The money will go to the national charity Victim Support and pay for new support services, helping victims to recover from the trauma of crime and forcing criminals to take responsibility for the harm they have caused.
The Minister for Policing and Criminal Justice, Nick Herbert, said:
‘For too long the financial burden of repairing the damage done by crime has fallen to the taxpayer alone. By bringing into force the Prisoners’ Earnings Act, this Government is making a significant and overdue change.
‘Making offenders pay financial reparation to victims will require them to take personal responsibility for their crimes and go some way towards making redress to victims through the funding of crucial support services.’
Low-risk prisoners who work outside of prison to prepare for their eventual release will see up to 40 per cent of their net weekly wages of over £20 go to services which support victims of crime.
Javed Khan, chief executive of Victim Support, said:
‘Helping victims to find their strength after crime is our number one priority.
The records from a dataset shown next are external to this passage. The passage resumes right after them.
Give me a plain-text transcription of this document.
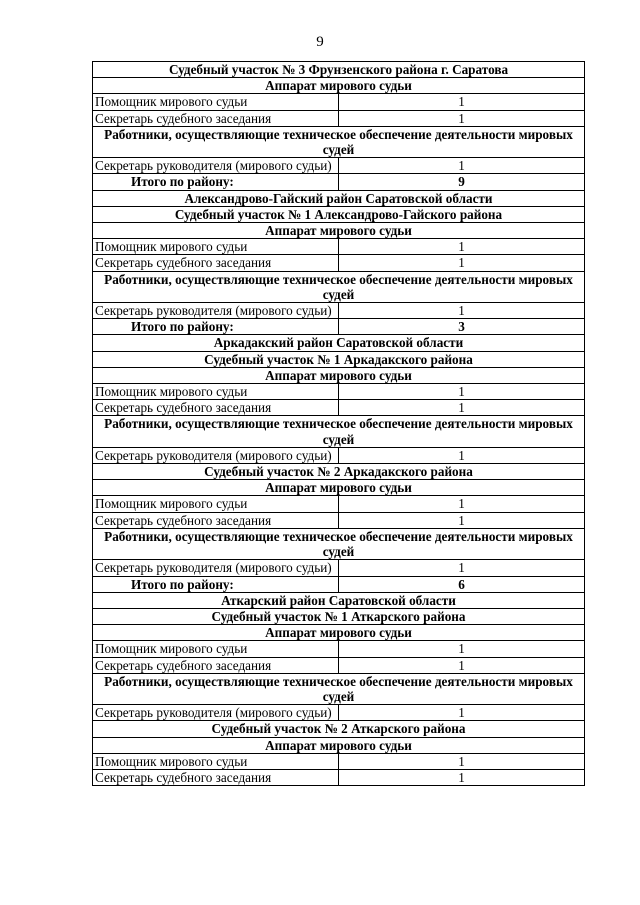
9
Судебный участок № 3 Фрунзенского района г. Саратова	
Аппарат мирового судьи	
Помощник мирового судьи	1
Секретарь судебного заседания	1
Работники, осуществляющие техническое обеспечение деятельности мировых судей	
Секретарь руководителя (мирового судьи)	1
Итого по району:	9
Александрово-Гайский район Саратовской области	
Судебный участок № 1 Александрово-Гайского района	
Аппарат мирового судьи	
Помощник мирового судьи	1
Секретарь судебного заседания	1
Работники, осуществляющие техническое обеспечение деятельности мировых судей	
Секретарь руководителя (мирового судьи)	1
Итого по району:	3
Аркадакский район Саратовской области	
Судебный участок № 1 Аркадакского района	
Аппарат мирового судьи	
Помощник мирового судьи	1
Секретарь судебного заседания	1
Работники, осуществляющие техническое обеспечение деятельности мировых судей	
Секретарь руководителя (мирового судьи)	1
Судебный участок № 2 Аркадакского района	
Аппарат мирового судьи	
Помощник мирового судьи	1
Секретарь судебного заседания	1
Работники, осуществляющие техническое обеспечение деятельности мировых судей	
Секретарь руководителя (мирового судьи)	1
Итого по району:	6
Аткарский район Саратовской области	
Судебный участок № 1 Аткарского района	
Аппарат мирового судьи	
Помощник мирового судьи	1
Секретарь судебного заседания	1
Работники, осуществляющие техническое обеспечение деятельности мировых судей	
Секретарь руководителя (мирового судьи)	1
Судебный участок № 2 Аткарского района	
Аппарат мирового судьи	
Помощник мирового судьи	1
Секретарь судебного заседания	1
We will use the money from this initiative to deliver real, practical support for victims and communities.
‘Getting prisoners working and developing workplace skills should help them on the path to reform. This will be very much welcomed by victims as they are united in wanting offenders to stop committing crimes.’
The implementation of the Prisoners’ Earnings Act is the latest stage of Government action to reform the criminal justice system, to make punishments more effective and reduce reoffending. This includes making prisons place of hard work ensuring offenders make efforts pay back victims and communities for their crimes.